Représentation artistique de cellules dans le processus de l’horloge et du front d’onde, un mécanisme sophistiqué de structuration du développement associé aux organismes multicellulaires. (Nicholas Wilson/ UC San Diego)
Selon les chercheurs :
Dans un biofilm en expansion, ce mécanisme de « gel » pourrait naturellement se produire au cours du développement : les cellules répliquantes situées à la pointe du biofilm se développent, laissant derrière elles des cellules filles qui s’incrustent dans le biofilm et ont donc moins accès aux nutriments.
Süel et ses collègues poursuivent en spéculant que ce mécanisme de structuration pourrait être une autre façon pour les biofilms de faire face à des conditions imprévisibles, en couvrant leurs arrières pour ainsi dire, « car toutes les spores ne sont pas formées au même moment et dans la même région du biofilm. »
Ce n’est pas la première fois, cependant, que les scientifiques observent des communautés bactériennes imitant des organismes multicellulaires, et il existe sans aucun doute des différences marquées entre les deux, comme le notent les chercheurs.

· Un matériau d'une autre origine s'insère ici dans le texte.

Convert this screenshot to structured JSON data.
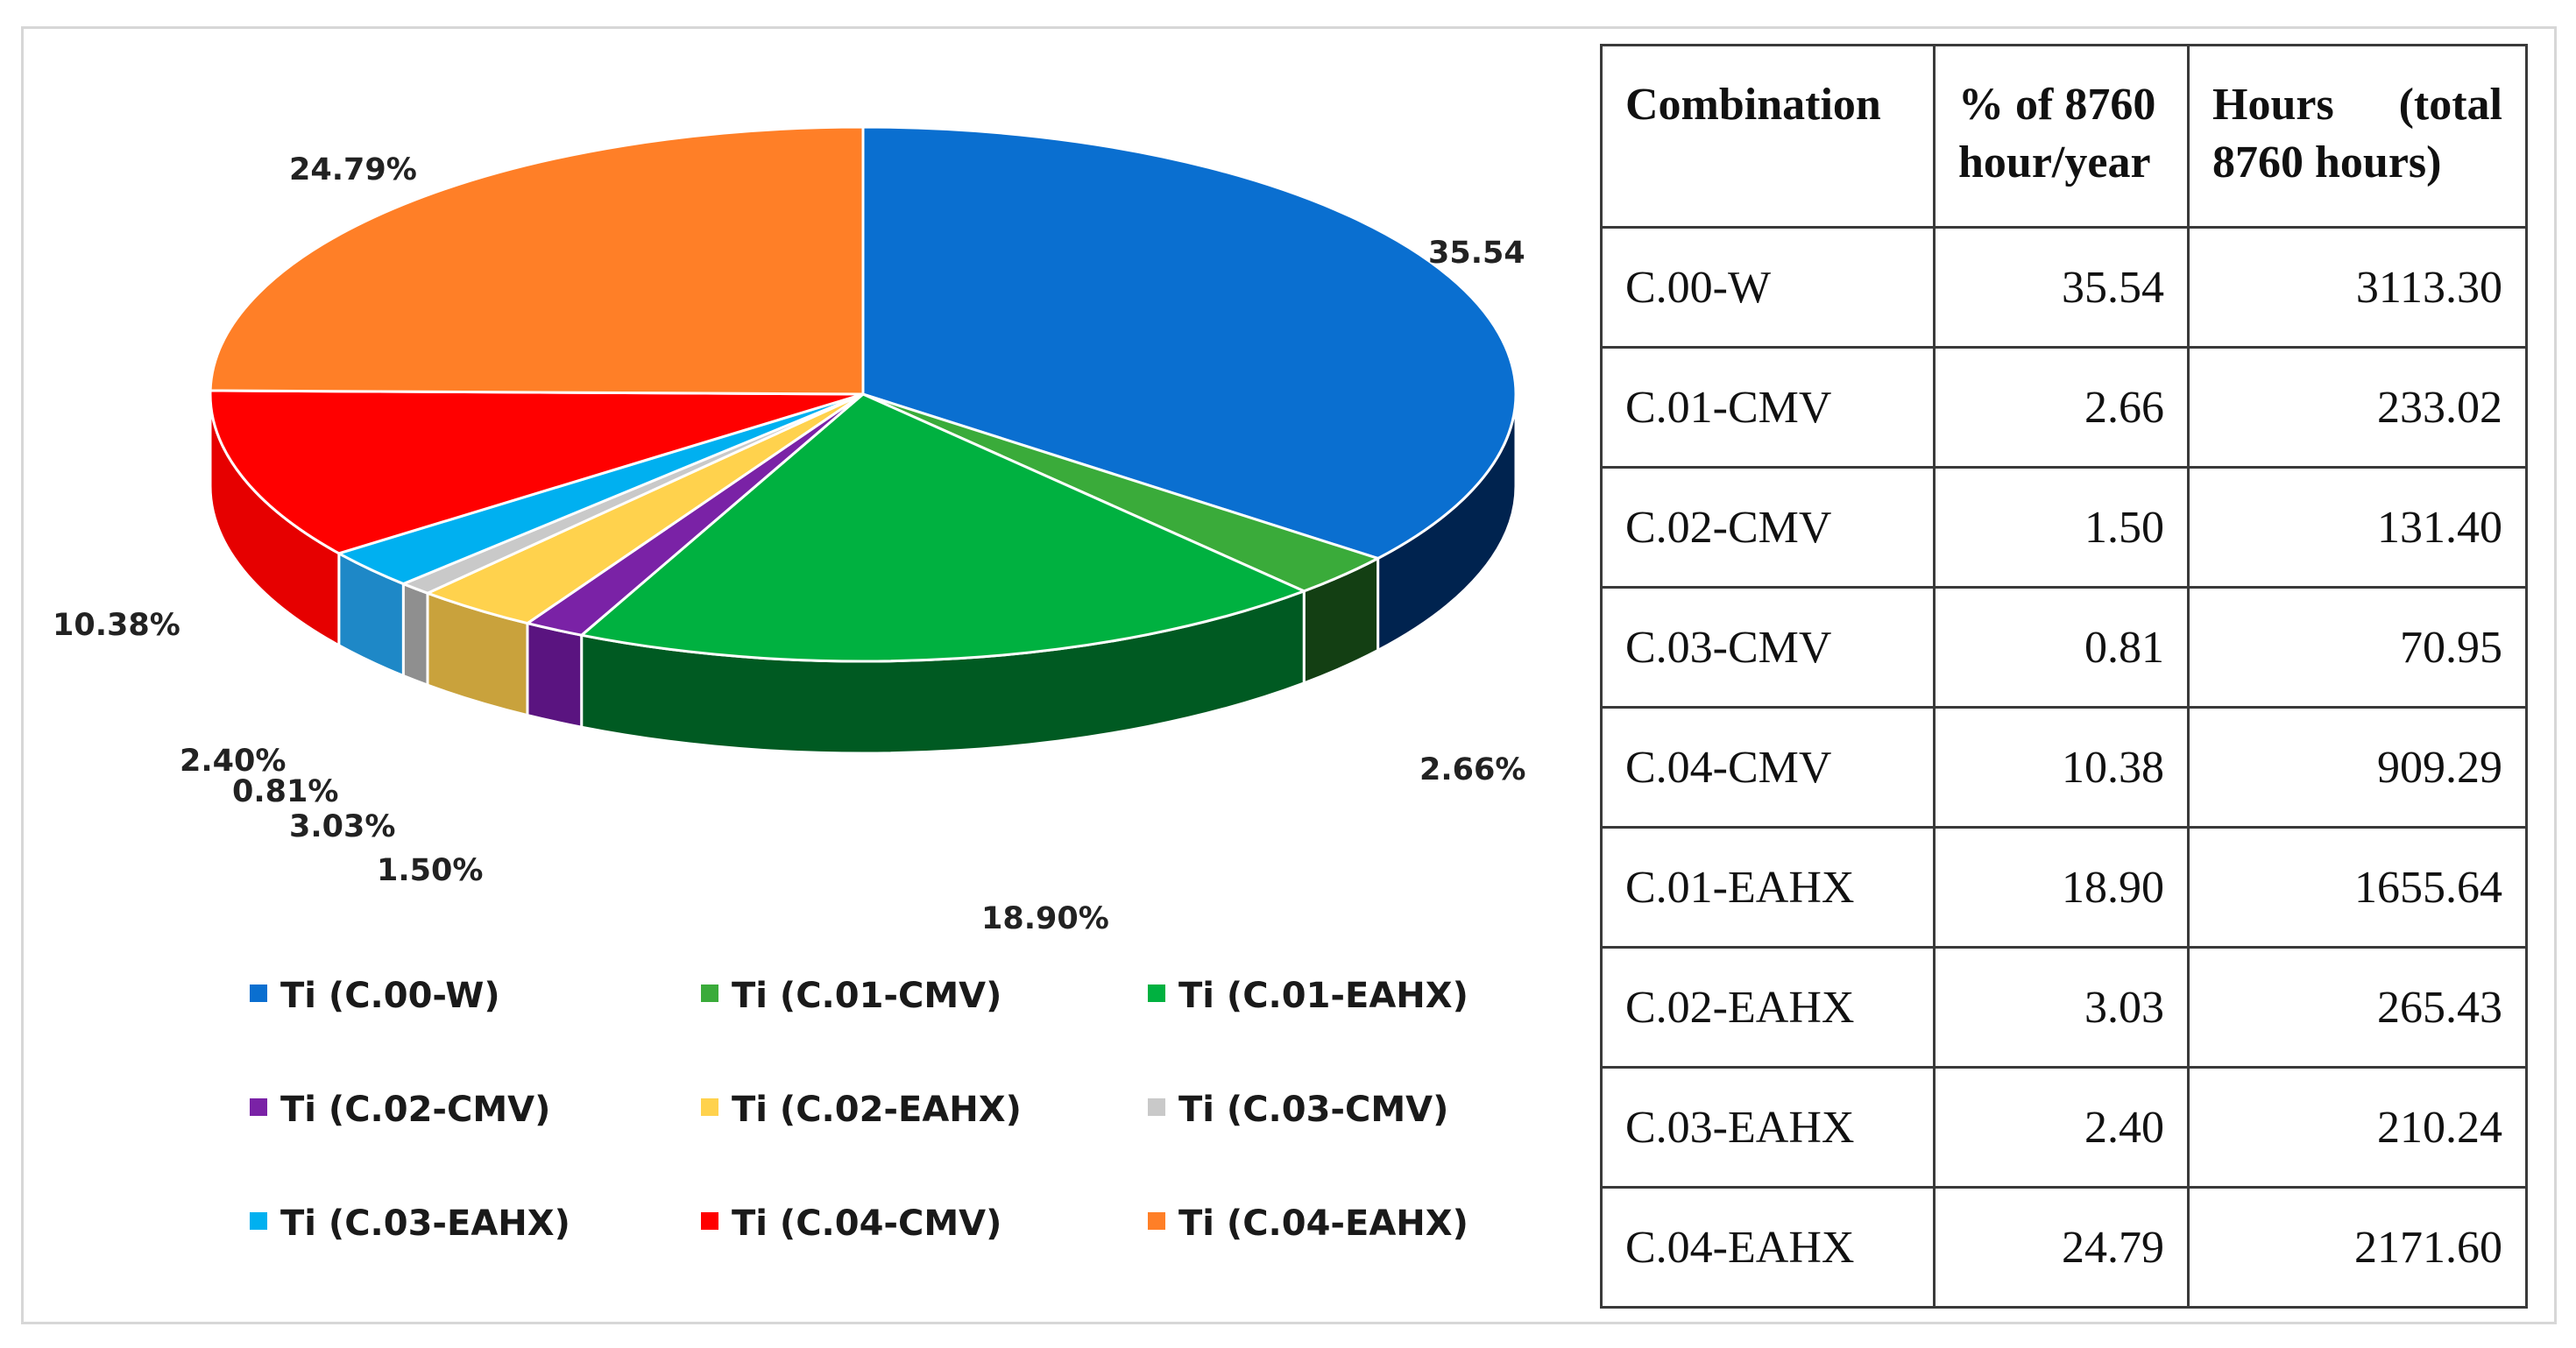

En 2020, des scientifiques ont montré comment la croissance des biofilms reflète le développement embryonnaire, les colonies en expansion suivant une séquence étroitement orchestrée d’expression génétique sur plusieurs mois.

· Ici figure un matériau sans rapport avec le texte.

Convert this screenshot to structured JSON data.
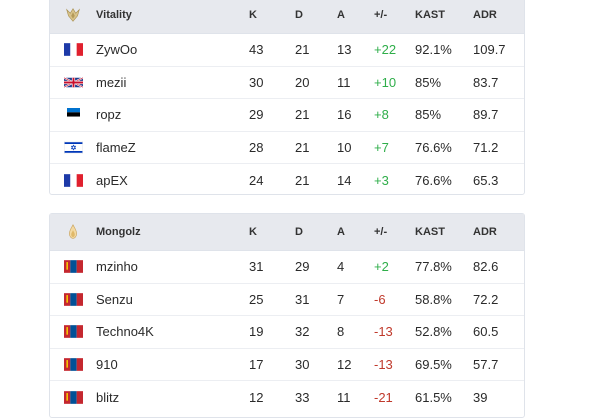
{
  "columns": {
    "k": "K",
    "d": "D",
    "a": "A",
    "pm": "+/-",
    "kast": "KAST",
    "adr": "ADR"
  },
  "colors": {
    "positive": "#2fae4a",
    "negative": "#c0392b",
    "header_bg": "#e7e9ee"
  },
  "teams": [
    {
      "name": "Vitality",
      "logo_icon": "vitality-bee-icon",
      "players": [
        {
          "name": "ZywOo",
          "flag": "france-flag-icon",
          "k": "43",
          "d": "21",
          "a": "13",
          "pm": "+22",
          "kast": "92.1%",
          "adr": "109.7"
        },
        {
          "name": "mezii",
          "flag": "uk-flag-icon",
          "k": "30",
          "d": "20",
          "a": "11",
          "pm": "+10",
          "kast": "85%",
          "adr": "83.7"
        },
        {
          "name": "ropz",
          "flag": "estonia-flag-icon",
          "k": "29",
          "d": "21",
          "a": "16",
          "pm": "+8",
          "kast": "85%",
          "adr": "89.7"
        },
        {
          "name": "flameZ",
          "flag": "israel-flag-icon",
          "k": "28",
          "d": "21",
          "a": "10",
          "pm": "+7",
          "kast": "76.6%",
          "adr": "71.2"
        },
        {
          "name": "apEX",
          "flag": "france-flag-icon",
          "k": "24",
          "d": "21",
          "a": "14",
          "pm": "+3",
          "kast": "76.6%",
          "adr": "65.3"
        }
      ]
    },
    {
      "name": "Mongolz",
      "logo_icon": "mongolz-flame-icon",
      "players": [
        {
          "name": "mzinho",
          "flag": "mongolia-flag-icon",
          "k": "31",
          "d": "29",
          "a": "4",
          "pm": "+2",
          "kast": "77.8%",
          "adr": "82.6"
        },
        {
          "name": "Senzu",
          "flag": "mongolia-flag-icon",
          "k": "25",
          "d": "31",
          "a": "7",
          "pm": "-6",
          "kast": "58.8%",
          "adr": "72.2"
        },
        {
          "name": "Techno4K",
          "flag": "mongolia-flag-icon",
          "k": "19",
          "d": "32",
          "a": "8",
          "pm": "-13",
          "kast": "52.8%",
          "adr": "60.5"
        },
        {
          "name": "910",
          "flag": "mongolia-flag-icon",
          "k": "17",
          "d": "30",
          "a": "12",
          "pm": "-13",
          "kast": "69.5%",
          "adr": "57.7"
        },
        {
          "name": "blitz",
          "flag": "mongolia-flag-icon",
          "k": "12",
          "d": "33",
          "a": "11",
          "pm": "-21",
          "kast": "61.5%",
          "adr": "39"
        }
      ]
    }
  ]
}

Pour le généticien Tomislav Domazet-Lošo, de l’Université catholique de Croatie :
Considérant que les plus anciens fossiles connus sont des biofilms bactériens, il est tout à fait probable que la première vie était également multicellulaire, et non une créature unicellulaire comme on l’a considéré jusqu’à présent.
Süel et ses collègues soulignent également que les biofilms ne présentent pas de frontières nettes entre les types de cellules, de la même manière que les embryons développent des couches cellulaires distinctes, de sorte que toute similitude apparente n’est que conceptuelle à ce stade.
Il n’en reste pas moins que ces récentes observations relancent de grandes questions sur ce qui définit un organisme multicellulaire, alors que de « simples » organismes unicellulaires semblent être bien plus évolués que nous ne le pensions initialement.
Ce débat sera ainsi ravivé par cette dernière étude.
L’étude publiée dans Cell : A segmentation clock patterns cellular differentiation in a bacterial biofilm et présentée sur le site de l’Université de Californie à San Diego : ‘Simple’ Bacteria Found to Organize in Elaborate Patterns.